The Amazing Story Of How Bill Nguyen Sold Two Companies To Apple

The Amazing Story Of How Bill Nguyen Sold Two Companies To Apple


In December of 2009, Apple bought a small startup led by Bill Nguyen named Lala. The company was named after the first words of Nguyen’s adopted son. It was also a word play on the solfège note “La”. Lala struggled through pivot after pivot in the music industry, buying digital radio stations, a CD swapping business and finally streaming music.

Amongst its struggles, Lala did have an interesting success. In 2009, when you Googled a song, the first result was a Lala result. Not an iTunes result, not the artist’s MySpace or website… a Lala result. Every click that led to Lala wasn’t leading to iTunes for a potential music purchase. Even worse for Apple, Lala was often a better deal. When Lala partnered with Google (for Google’s Music Beta) there was a clear and present danger to Eddy Cue and his iTunes empire. Nguyen had pure gold and started a bidding war for the control of the company.

The war didn’t start with Apple and Google though, as you might think. Curiously, it began with Nokia. In a small room, on a cold night, with 40+ people hovered around a Polycon in Finland, they crafted an offer letter to Nguyen and his near-dead Lala. The intention was to breathe new life into Nokia’s mobile OS by creating an edge on a major aspect of mobile devices, music.

Upon reception of the Nokia offer, Bill immediately called Google and said they were discussing an acquisition deal with Nokia and that time was limited. Google’s investment and engineering resources in Lala were seemingly about to vaporise. Unbeknownst to Google, though, Nguyen was absolutely disgusted with the offer from Nokia (around $US11 million).

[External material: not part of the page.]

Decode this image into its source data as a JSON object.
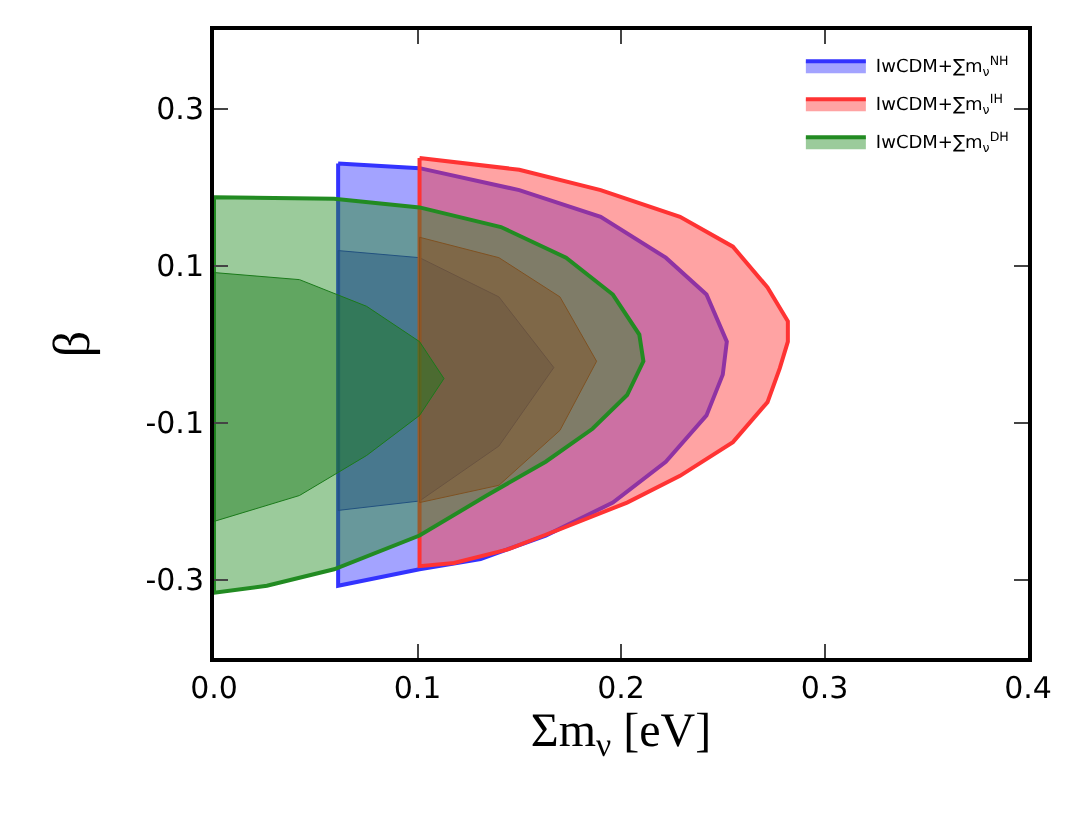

Google was worried, they moved fast. They presented Nguyen with an offer for the company. Previously, Bill told M&A from Google what it would take to acquire the company. Instead of meeting his demands they decided (via a lowball offer) to see if Nguyen was desperate or bluffing. Bill made his next move.

He called in a few favours and got a meeting with the leadership at Apple. He explained that he had offers from the largest mobile OS competitors and that they wanted to acquire his music startup. Cue knew if Google obtained Lala the ownership of the service coupled with search dominance could be disruptive to their stronghold. Bill was notorious at getting great deals with the music elite, usually through Lala’s investor, Warner Bros Music.

In late November, Nguyen was seated at the dinner table in Steve Jobs’s home on Waverly St in Palo Alto. Also present were Eddy Cue and Tim Cook and other Apple executives. Steve led the conversation while eating a beet salad:

“I’m going to give you a number, Bill, and if you like it, let’s do it and just be done with this whole thing. OK?” Bill agreed.

Jobs passed a piece of paper to Nguyen and Bill nodded. The deal was done. Apple successfully acquired Lala for roughly $US80 million (purchase price) with an additional $US80 million in retention bonuses for the remaining employees valuing the entire deal around $US160 million.

The ultimate irony in this story is that quite a few notable members of the Lala-to-Apple team followed Bill through the door and onward to his next venture. They left millions in options at a the $US196.48 exercise price they had from the 2009 sale/retention bonuses. Some of those same engineers returned to Apple in the highly covered rumour that 20+ engineers went to Apple for $US7 million.

Apple obtained the same employees for pennies on the dollar. This time with even more experience and startup life under their belt. Paying twice was genius.